What I am trying to achieve is a set of external command line parameters as you can see in the above "parameters" section, there is a command line variable called task_values which I require in my script.

But when I run this job/workflow which internally runs my script(set_task_values.py) expecting the runtime command line parameter(task_values) to be retrieved, I get the following error:

Error Details

    usage: set_task_values.py [--help] [--hydra-help] [--version]
                              [--cfg {job,hydra,all}] [--resolve]
                              [--package PACKAGE] [--run] [--multirun]
                              [--shell-completion] [--config-path CONFIG_PATH]
                              [--config-name CONFIG_NAME]
                              [--config-dir CONFIG_DIR]
                              [--experimental-rerun EXPERIMENTAL_RERUN]
                              [--info [{all,config,defaults,defaults-tree,plugins,searchpath}]]
                              [overrides [overrides ...]]
    set_task_values.py: error: unrecognized arguments: --task_values
    /databricks/python/lib/python3.8/site-packages/IPython/core/interactiveshell.py:3445: UserWarning: To exit: use 'exit', 'quit', or Ctrl-D.
      warn("To exit: use 'exit', 'quit', or Ctrl-D.", stacklevel=1)

Can someone help with how I can use runtime command line parameters with hydra?


Solution

  • What you are trying is not supported. Passing command line arguments along with hydra.

    Refer this stack solution for more information.

    But there is option in hydra to override.

    Add task_values in config_dummy.yaml file like below.

    operand:
      add
    batch_size:
      64
    learning_rate: 
      0.01
    creation_did:
      47
    custom:
      email: [email protected]
      exp_title: Exp_Tasks
    
    task_values:
      random_txt
    
    hydra:
        run:
          dir: /dbfs/some_path/${custom.email}/${now:%Y-%m-%d}/${custom.exp_title}
    

    And pass the parameter in task like below.

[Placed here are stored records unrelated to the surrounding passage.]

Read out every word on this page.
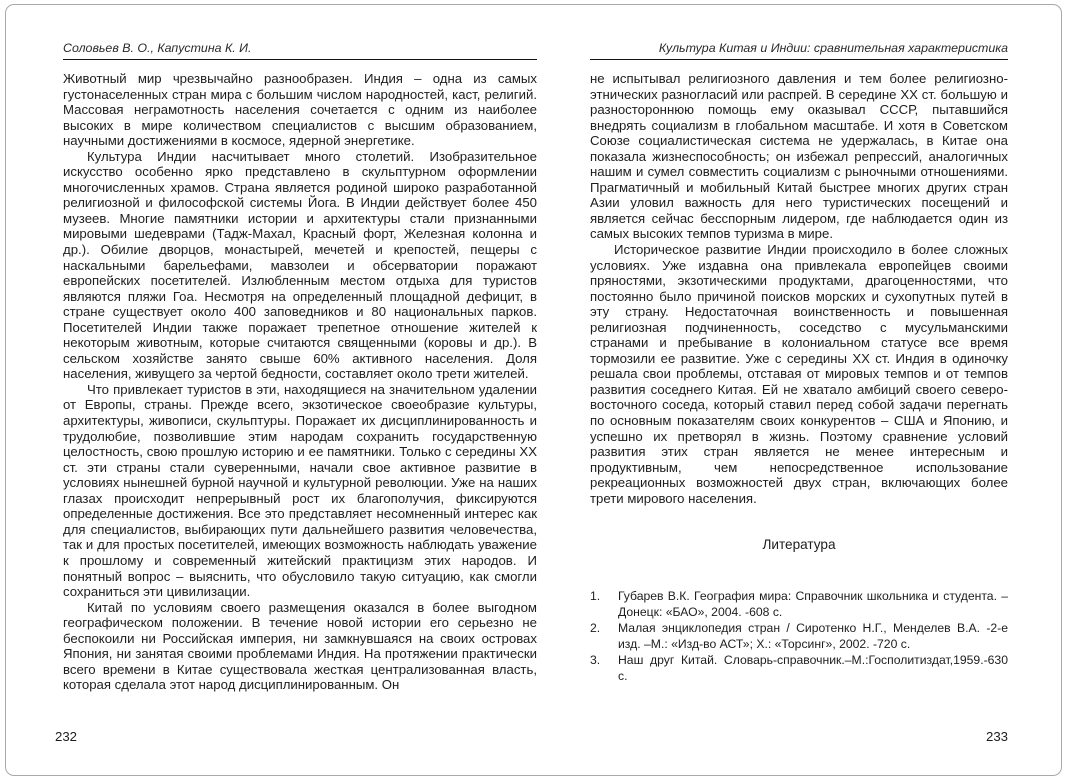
Соловьев В. О., Капустина К. И.

Животный мир чрезвычайно разнообразен. Индия – одна из самых густонаселенных стран мира с большим числом народностей, каст, религий. Массовая неграмотность населения сочетается с одним из наиболее высоких в мире количеством специалистов с высшим образованием, научными достижениями в космосе, ядерной энергетике.

Культура Индии насчитывает много столетий. Изобразительное искусство особенно ярко представлено в скульптурном оформлении многочисленных храмов. Страна является родиной широко разработанной религиозной и философской системы Йога. В Индии действует более 450 музеев. Многие памятники истории и архитектуры стали признанными мировыми шедеврами (Тадж-Махал, Красный форт, Железная колонна и др.). Обилие дворцов, монастырей, мечетей и крепостей, пещеры с наскальными барельефами, мавзолеи и обсерватории поражают европейских посетителей. Излюбленным местом отдыха для туристов являются пляжи Гоа. Несмотря на определенный площадной дефицит, в стране существует около 400 заповедников и 80 национальных парков. Посетителей Индии также поражает трепетное отношение жителей к некоторым животным, которые считаются священными (коровы и др.). В сельском хозяйстве занято свыше 60% активного населения. Доля населения, живущего за чертой бедности, составляет около трети жителей.

Что привлекает туристов в эти, находящиеся на значительном удалении от Европы, страны. Прежде всего, экзотическое своеобразие культуры, архитектуры, живописи, скульптуры. Поражает их дисциплинированность и трудолюбие, позволившие этим народам сохранить государственную целостность, свою прошлую историю и ее памятники. Только с середины XX ст. эти страны стали суверенными, начали свое активное развитие в условиях нынешней бурной научной и культурной революции. Уже на наших глазах происходит непрерывный рост их благополучия, фиксируются определенные достижения. Все это представляет несомненный интерес как для специалистов, выбирающих пути дальнейшего развития человечества, так и для простых посетителей, имеющих возможность наблюдать уважение к прошлому и современный житейский практицизм этих народов. И понятный вопрос – выяснить, что обусловило такую ситуацию, как смогли сохраниться эти цивилизации.

Китай по условиям своего размещения оказался в более выгодном географическом положении. В течение новой истории его серьезно не беспокоили ни Российская империя, ни замкнувшаяся на своих островах Япония, ни занятая своими проблемами Индия. На протяжении практически всего времени в Китае существовала жесткая централизованная власть, которая сделала этот народ дисциплинированным. Он

232
Культура Китая и Индии: сравнительная характеристика

не испытывал религиозного давления и тем более религиозно-этнических разногласий или распрей. В середине XX ст. большую и разностороннюю помощь ему оказывал СССР, пытавшийся внедрять социализм в глобальном масштабе. И хотя в Советском Союзе социалистическая система не удержалась, в Китае она показала жизнеспособность; он избежал репрессий, аналогичных нашим и сумел совместить социализм с рыночными отношениями. Прагматичный и мобильный Китай быстрее многих других стран Азии уловил важность для него туристических посещений и является сейчас бесспорным лидером, где наблюдается один из самых высоких темпов туризма в мире.

Историческое развитие Индии происходило в более сложных условиях. Уже издавна она привлекала европейцев своими пряностями, экзотическими продуктами, драгоценностями, что постоянно было причиной поисков морских и сухопутных путей в эту страну. Недостаточная воинственность и повышенная религиозная подчиненность, соседство с мусульманскими странами и пребывание в колониальном статусе все время тормозили ее развитие. Уже с середины XX ст. Индия в одиночку решала свои проблемы, отставая от мировых темпов и от темпов развития соседнего Китая. Ей не хватало амбиций своего северо-восточного соседа, который ставил перед собой задачи перегнать по основным показателям своих конкурентов – США и Японию, и успешно их претворял в жизнь. Поэтому сравнение условий развития этих стран является не менее интересным и продуктивным, чем непосредственное использование рекреационных возможностей двух стран, включающих более трети мирового населения.

Литература
1.	Губарев В.К. География мира: Справочник школьника и студента. –Донецк: «БАО», 2004. -608 с.
2.	Малая энциклопедия стран / Сиротенко Н.Г., Менделев В.А. -2-е изд. –М.: «Изд-во АСТ»; Х.: «Торсинг», 2002. -720 с.
3.	Наш друг Китай. Словарь-справочник.–М.:Госполитиздат,1959.-630 с.
233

    ["task_values={T1: 4, T2: 2}"]

    enter image description here

    Output:

    operand: add
    batch_size: 64
    learning_rate: 0.01
    creation_did: 47
    custom:
      email: [email protected]
      exp_title: Exp_Tasks
    task_values:
      T1: 0
      T2: 1
    

    enter image description here

    Refer this documentation for more about override.